Brett felt sick. But then he heard Laura calling desperately in the gray silence. “Harry! Harry!”

He moved toward her.

“I’m all right,” he said unsteadily. “You heard the shots?”

“Did he shoot you?”

“No, but he’s dead,” Brett lied quickly. “Don’t come here.”

He went quickly toward the sound of her voice. She appeared in the mist. She clung to him.

“I was afraid you’d been killed,” she sobbed.

Brett kissed her and firmly led her away.

“We’re going to your uncle’s office,” he said evenly. “We’ll turn the switches of our two nullifiers there.”

Then he stopped suddenly. He slipped Cable’s nullifier from his shoulder and put it on the ground. He crushed it under his heel. He stamped it into uselessness, into a merely cryptic mass of battered metal. Then he fumbled at the next corner and dropped it into a street-drainage opening. It was in accelerated time, and if it should ever be found in normal time it would be after thousands of millions of years of its own time-rate’s rusting. It would be merely a lump of oxide, which no one would think of examining.

He led the way on again. He was haunted by the knowledge of what was bound to happen somewhere a hundred or two hundred miles away, in this time-rate. Cable would discover that his nullifier was gone. He would have a car, almost out of gasoline, and probably millions of dollars in money and gems. But he would have no food or water, and there would not be one drop of water or one morsel of food anywhere on earth that he could use.

He might find his way into towns, and into groceries and fruit-markets, and feel food and drink beneath his fingers. He might cast a light upon it and look at it. But he could not stir it. He might try hopelessly to walk back to New York, because there might be crumbs remaining where he had left his victims to die. But he would never make it. Somewhere, sometime, stumbling through a gray mist, he would fall from weakness and not be able to rise again… And—well—in normal time someone might notice a little heap of dust and a few fragments of rotted bone, but it would not be conspicuous. Nobody would notice a hopelessly oxidized watch or other trinket, so far gone in rust as not to be recognizable…

Brett hoped Laura hadn’t heard the car in flight. If she ever mentioned it, he would try to persuade her that she was mistaken. Because there was absolutely nothing that could be done now.

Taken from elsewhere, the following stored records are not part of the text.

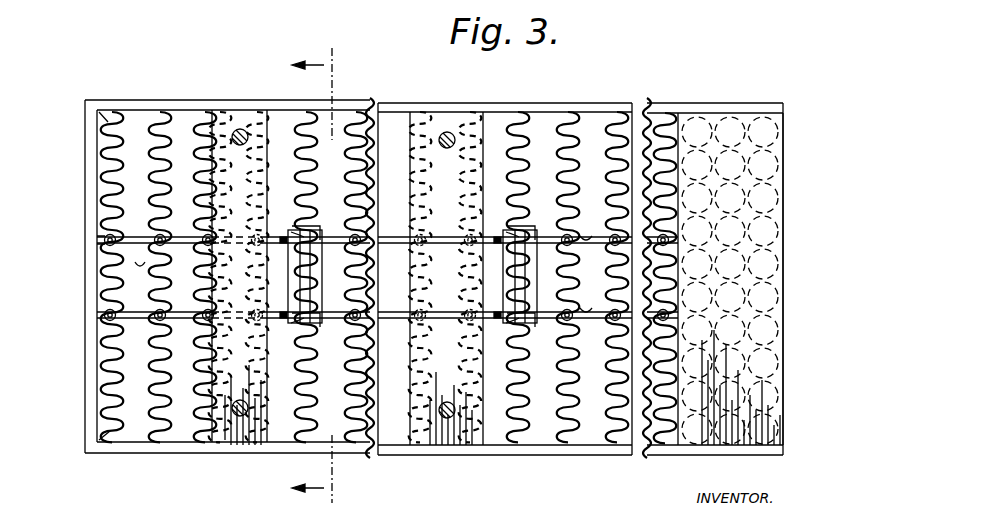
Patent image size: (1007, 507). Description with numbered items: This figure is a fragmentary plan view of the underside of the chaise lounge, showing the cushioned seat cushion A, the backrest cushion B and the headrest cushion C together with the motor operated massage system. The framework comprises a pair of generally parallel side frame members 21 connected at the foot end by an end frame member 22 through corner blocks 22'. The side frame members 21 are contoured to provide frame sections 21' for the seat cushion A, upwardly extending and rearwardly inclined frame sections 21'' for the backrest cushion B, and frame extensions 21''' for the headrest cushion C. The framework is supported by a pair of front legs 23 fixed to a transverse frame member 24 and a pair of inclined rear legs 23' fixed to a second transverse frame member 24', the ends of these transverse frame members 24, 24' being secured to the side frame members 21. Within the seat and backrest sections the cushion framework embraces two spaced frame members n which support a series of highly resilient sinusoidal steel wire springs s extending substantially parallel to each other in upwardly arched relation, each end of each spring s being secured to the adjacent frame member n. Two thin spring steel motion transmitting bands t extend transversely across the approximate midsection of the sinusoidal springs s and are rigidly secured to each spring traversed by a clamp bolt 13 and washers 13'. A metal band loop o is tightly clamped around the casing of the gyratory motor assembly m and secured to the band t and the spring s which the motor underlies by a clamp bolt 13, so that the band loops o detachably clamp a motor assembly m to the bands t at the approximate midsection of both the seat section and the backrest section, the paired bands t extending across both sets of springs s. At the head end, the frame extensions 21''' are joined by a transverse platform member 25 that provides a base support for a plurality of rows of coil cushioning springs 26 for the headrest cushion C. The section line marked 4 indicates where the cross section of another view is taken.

The clamp bolt 13 is at (361, 276).
The washers 13' is at (74, 245).
The side frame members 21 is at (317, 279).
The frame sections for the seat cushion 21' is at (239, 275).
The frame sections for the backrest cushion 21'' is at (560, 280).
The frame extensions for the headrest cushion 21''' is at (772, 281).
The end frame member 22 is at (210, 276).
The corner blocks 22' is at (78, 270).
The front legs 23 is at (226, 308).
The inclined rear legs 23' is at (463, 282).
The transverse frame member 24 is at (239, 257).
The second transverse frame member 24' is at (446, 301).
The transverse platform member 25 is at (784, 184).
The coil cushioning springs 26 is at (700, 111).
The sinusoidal steel wire springs s is at (140, 110).
The motion transmitting bands t is at (140, 255).
The band loop o is at (312, 232).
The motor assembly m is at (326, 288).
The frame members n is at (565, 92).
The seat cushion A is at (168, 95).
The backrest cushion B is at (406, 96).
The headrest cushion C is at (730, 96).
The section line 4- 4 is at (321, 275).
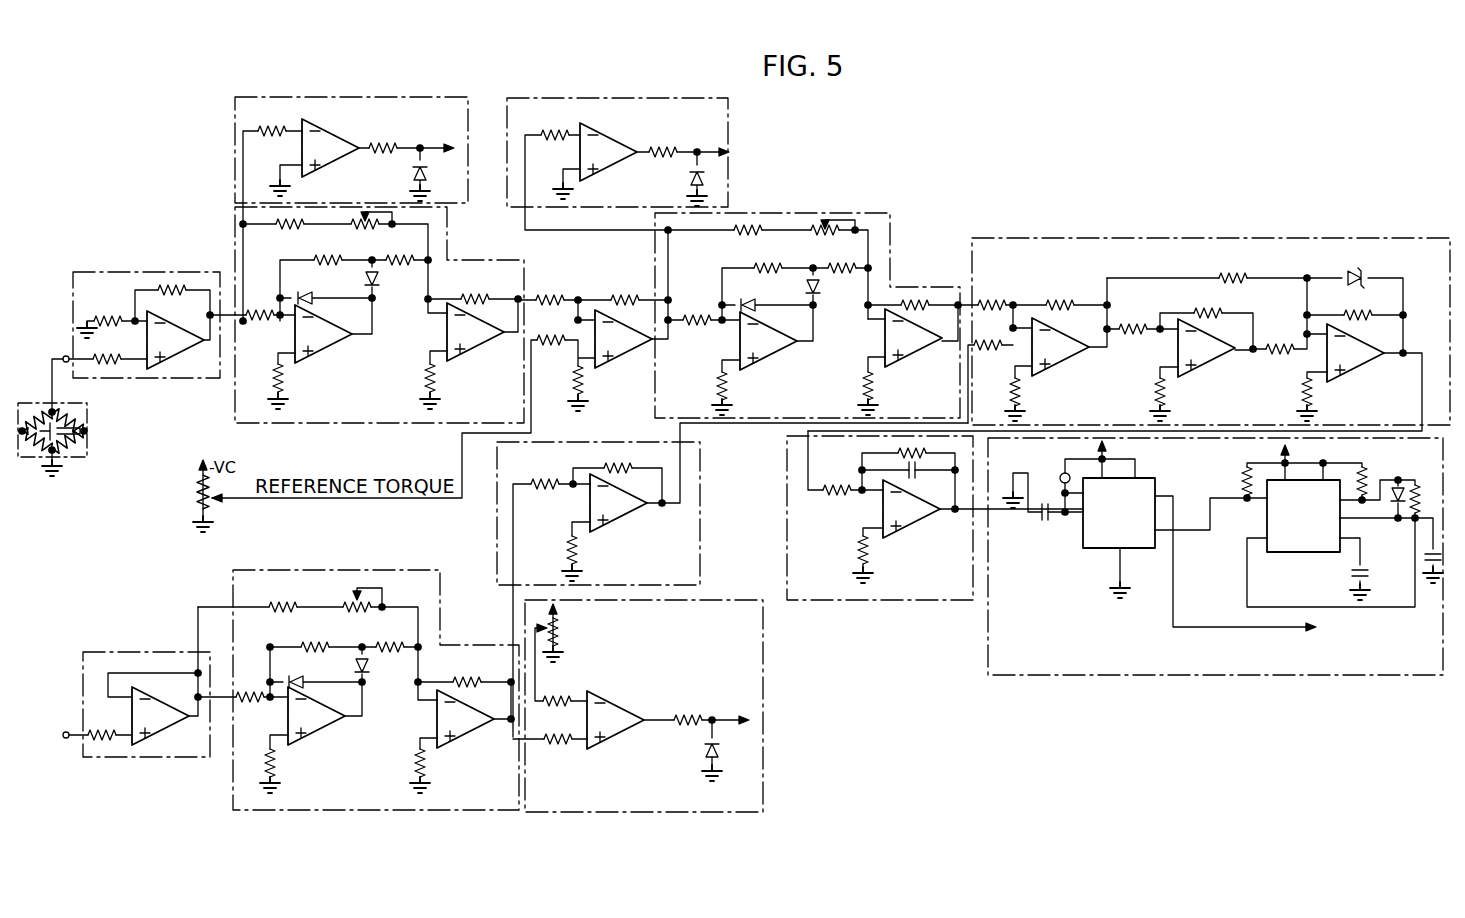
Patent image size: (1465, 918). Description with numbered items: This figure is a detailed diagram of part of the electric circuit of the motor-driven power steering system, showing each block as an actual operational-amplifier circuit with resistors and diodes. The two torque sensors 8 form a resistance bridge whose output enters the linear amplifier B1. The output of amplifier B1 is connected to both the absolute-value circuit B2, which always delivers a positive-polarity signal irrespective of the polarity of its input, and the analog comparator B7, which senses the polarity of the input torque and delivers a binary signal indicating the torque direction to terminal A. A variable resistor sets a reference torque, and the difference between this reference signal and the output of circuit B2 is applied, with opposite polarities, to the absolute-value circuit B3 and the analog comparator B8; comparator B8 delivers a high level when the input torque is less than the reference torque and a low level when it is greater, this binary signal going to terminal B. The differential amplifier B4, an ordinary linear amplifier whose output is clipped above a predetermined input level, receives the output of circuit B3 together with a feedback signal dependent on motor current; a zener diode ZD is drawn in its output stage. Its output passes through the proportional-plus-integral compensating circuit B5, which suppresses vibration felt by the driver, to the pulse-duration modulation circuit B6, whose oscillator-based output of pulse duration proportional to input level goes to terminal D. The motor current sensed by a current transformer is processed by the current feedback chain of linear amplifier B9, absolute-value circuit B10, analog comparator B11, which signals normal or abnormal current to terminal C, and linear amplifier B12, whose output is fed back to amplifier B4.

The torque sensors 8 is at (36, 406).
The linear amplifier B1 is at (147, 331).
The absolute-value circuit B2 is at (379, 315).
The absolute-value circuit B3 is at (808, 315).
The differential amplifier B4 is at (1129, 321).
The PI compensating circuit B5 is at (935, 527).
The pulse-duration modulation circuit B6 is at (1215, 569).
The analog comparator B7 is at (351, 195).
The analog comparator B8 is at (687, 192).
The linear amplifier B9 is at (143, 682).
The absolute-value circuit B10 is at (358, 677).
The analog comparator B11 is at (657, 706).
The linear amplifier B12 is at (732, 577).
The zener diode ZD is at (1363, 276).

Nothing whatever.

“I pick your uncle’s office to go back to normal time in, because we’ll make less fuss turning up there than anywhere else,” he said, in an attempt at a conversational tone. “When Cable’s friends turn up, in a state of nervous collapse, in somebody’s drawing-room, it is going to make talk. But what we want is to get quietly down to the City Hall and get married.”

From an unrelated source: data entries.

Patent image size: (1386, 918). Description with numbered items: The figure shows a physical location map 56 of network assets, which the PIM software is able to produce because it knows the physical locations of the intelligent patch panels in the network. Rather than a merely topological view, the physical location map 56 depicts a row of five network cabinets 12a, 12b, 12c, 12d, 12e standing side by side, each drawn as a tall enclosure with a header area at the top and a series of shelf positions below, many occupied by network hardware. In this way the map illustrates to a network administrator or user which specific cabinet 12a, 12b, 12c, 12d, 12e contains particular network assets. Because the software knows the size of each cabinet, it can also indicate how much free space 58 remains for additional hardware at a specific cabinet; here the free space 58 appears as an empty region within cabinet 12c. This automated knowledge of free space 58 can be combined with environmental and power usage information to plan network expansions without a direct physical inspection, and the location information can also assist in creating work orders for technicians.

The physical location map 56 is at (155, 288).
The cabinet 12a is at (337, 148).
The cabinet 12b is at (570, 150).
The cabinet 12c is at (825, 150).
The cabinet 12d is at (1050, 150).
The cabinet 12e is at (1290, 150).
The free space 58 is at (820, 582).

She stopped, and he kissed her.

“And then, I’ve something to do. I’ve a new line to work out on those mass-nullifiers.”

“No!” she said fearfully. “Once we’re back in normal time, you mustn’t ever touch one again.”

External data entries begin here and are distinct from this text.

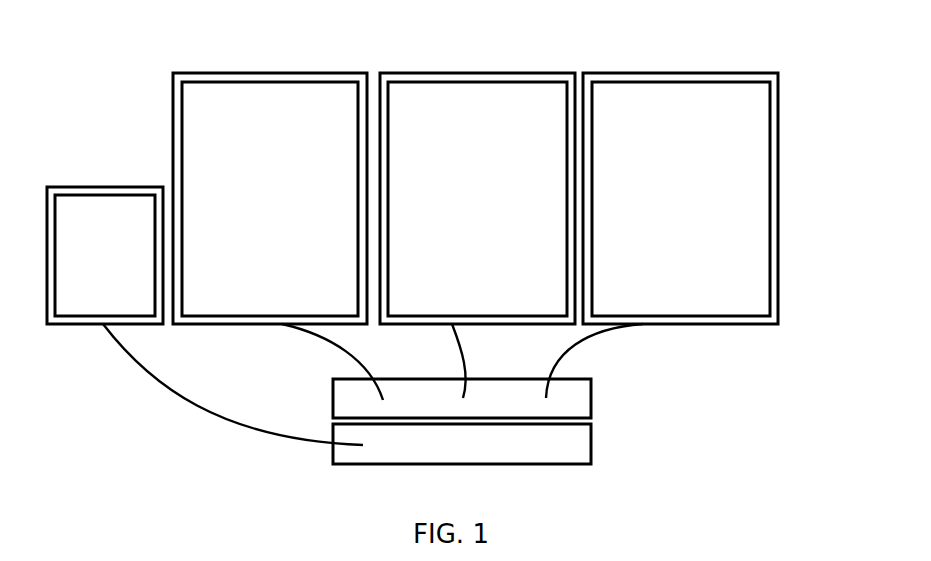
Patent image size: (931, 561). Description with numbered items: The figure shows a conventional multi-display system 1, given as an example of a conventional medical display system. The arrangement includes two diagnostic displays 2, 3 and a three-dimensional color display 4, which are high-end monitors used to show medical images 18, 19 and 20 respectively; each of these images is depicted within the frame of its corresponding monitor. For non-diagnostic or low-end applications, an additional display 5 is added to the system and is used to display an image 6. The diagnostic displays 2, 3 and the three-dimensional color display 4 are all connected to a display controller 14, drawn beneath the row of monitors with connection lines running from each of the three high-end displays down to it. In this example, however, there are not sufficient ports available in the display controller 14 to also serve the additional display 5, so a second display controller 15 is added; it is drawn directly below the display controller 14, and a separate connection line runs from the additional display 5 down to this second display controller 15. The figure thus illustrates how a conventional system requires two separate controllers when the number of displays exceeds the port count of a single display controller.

The system 1 is at (124, 48).
The diagnostic display 2 is at (192, 73).
The diagnostic display 3 is at (403, 73).
The 3D color display 4 is at (603, 73).
The additional display 5 is at (85, 187).
The image 6 is at (63, 218).
The display controller 14 is at (591, 398).
The second display controller 15 is at (591, 443).
The medical image 18 is at (287, 105).
The medical image 19 is at (487, 105).
The medical image 20 is at (717, 108).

“This will be different,” he told her. “While I was laid up on the tug, I figured out a way to regulate the amount of mass one would take out of a substance. I think I can put a thing in any time-rate I want. And radium or uranium would be deadly at a time-rate approaching infinity, like ours, but if we could choose a half-period of five hundred years, or one hundred, why, that would be power! Atomic power! There’d be no reason to worry about the exhaustion of coal and oil, then.”

She stopped again. Again he kissed her.

“And I’d like to make some money,” he told her humbly, “because I want to give you things. Also I think I ought to pay for the damage Cable did with the nullifiers I invented. That will run into pretty big sums. And I’d like to put up a monument to him. Poor devil! He threw away his life trying to be a great man. But if he’s responsible for my solving the problem of atomic power, why not a monument to him?”